Les périlleuses besognes des cageux de bois !

Paul-Henri Hudon

HISTOIRE – Dignes d’une médaille olympique, hardis et courageux comme pour des performances athlétiques, les meneurs de cage en ont accompli des exploits. Des prouesses ignorées, qui valent bien celles des surfeurs hawaïens modernes, qui défient les eaux traîtresses. Il faut imaginer leur long et lent chemin depuis le lac Champlain jusqu’au port de Québec, au moment des hautes eaux, au défi des tempêtes de vent, bravant les accidents et les noyades.

Hélas, ils ont été oubliés dans notre histoire régionale. Leurs noms sont disparus. Ils n’ont pas de monuments. Aucun roman épique n’a raconté leurs tours de force. Aucune légende locale n’est restée. Ils ont cependant été nombreux, comme ceux du lieudit de Ste-Thérèse, les Brissette, les Beaudriau, les Decelles, les Harbec, les Papineau.

Bien avant la rivière Outaouais et la Saint-Maurice, la rivière Richelieu avait vu défiler des radeaux de bois sur les ondes. Dès le Régime français. Quel spectacle ce devait être de les voir affronter les rapides de Chambly, ramer à travers les remous, les écueils, les rochers, les tourbillons ! Relier des cages de 75 pieds de long pour former des trains de bois impressionnants. Dormir sous la “cahute” humide et branlante, se nourrir de lard et de patates. Dériver pendant des jours et des nuits sur le Saint-Laurent, malgré les vents contraires, les courants.

Par exemple :  Le 23 mai 1811, François Papineau s’engage envers Robert Hoyle, marchand de bois résident dans l’état de New York, de livrer, rendu à Québec sur le terrain de Joliffe & Linthon, la quantité de douze cages de madriers, deux cages de plançons de chêne et seize cages d’espars et de plançons, lesquelles cages seront comptées sur le pied de soixante-cinq pieds de long, sur la largeur qu’ils (sic) sont actuellement faites.  Hoyle s’oblige de lui livrer ce bois, rendu au bassin, mis en trames bien et solidement faites, garni de bons câbles, d’ancres, de haussières, d’écoutes, de six voiles, d’une barque et de ses rames, ainsi que les provisions nécessaires pour nourrir le dit Papineau et les hommes nécessaires pour conduire ladite dramme à Québec, du jour de son départ jusqu’au vingt-quatre heures le jour après son arrivée à Québec… (notaire René Boileau, 23 mai 1811).

Non ! L’Outaouais n’a pas le monopole du flottage de bois. Jos Montferrand et Mac Pherson n’ont pas été les seuls. 

Illustrations: Archives de la Société d’histoire de la seigneurie de Chambly. Gravure attribuée à l’artiste anglais Adolphus Bourne (1795-1886), vers 1840.

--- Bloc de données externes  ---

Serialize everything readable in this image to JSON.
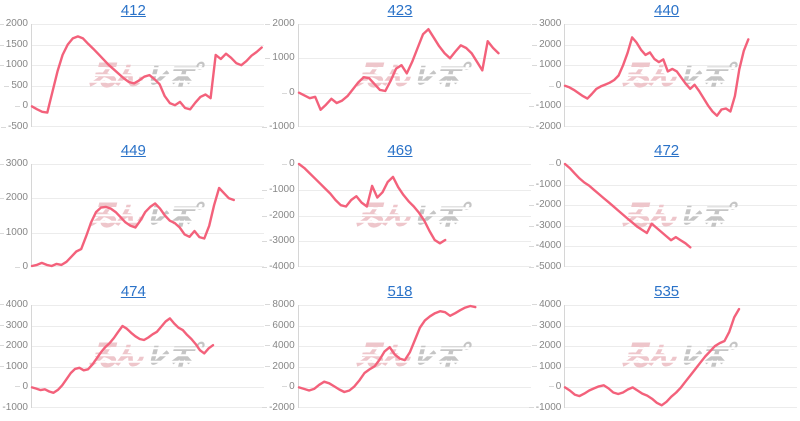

Ces deux estampes passablement réalistes font voir des cageux de bois descendant les rapides de Chambly. Sur la rive, on découvre les moulins à farine du seigneur Hatt, avec leur amenée d’eau. On distingue son manoir (avec la cheminée fumante à l’arrière des moulins). À droite de l’esquisse, sur une pointe, le moulin à papier du patriote Louis Perrault, érigé sur l’emplacement de la défunte brasserie de Yule. Une cage de bois contenait 1000 pieds cubes de bois, vendus en bloc.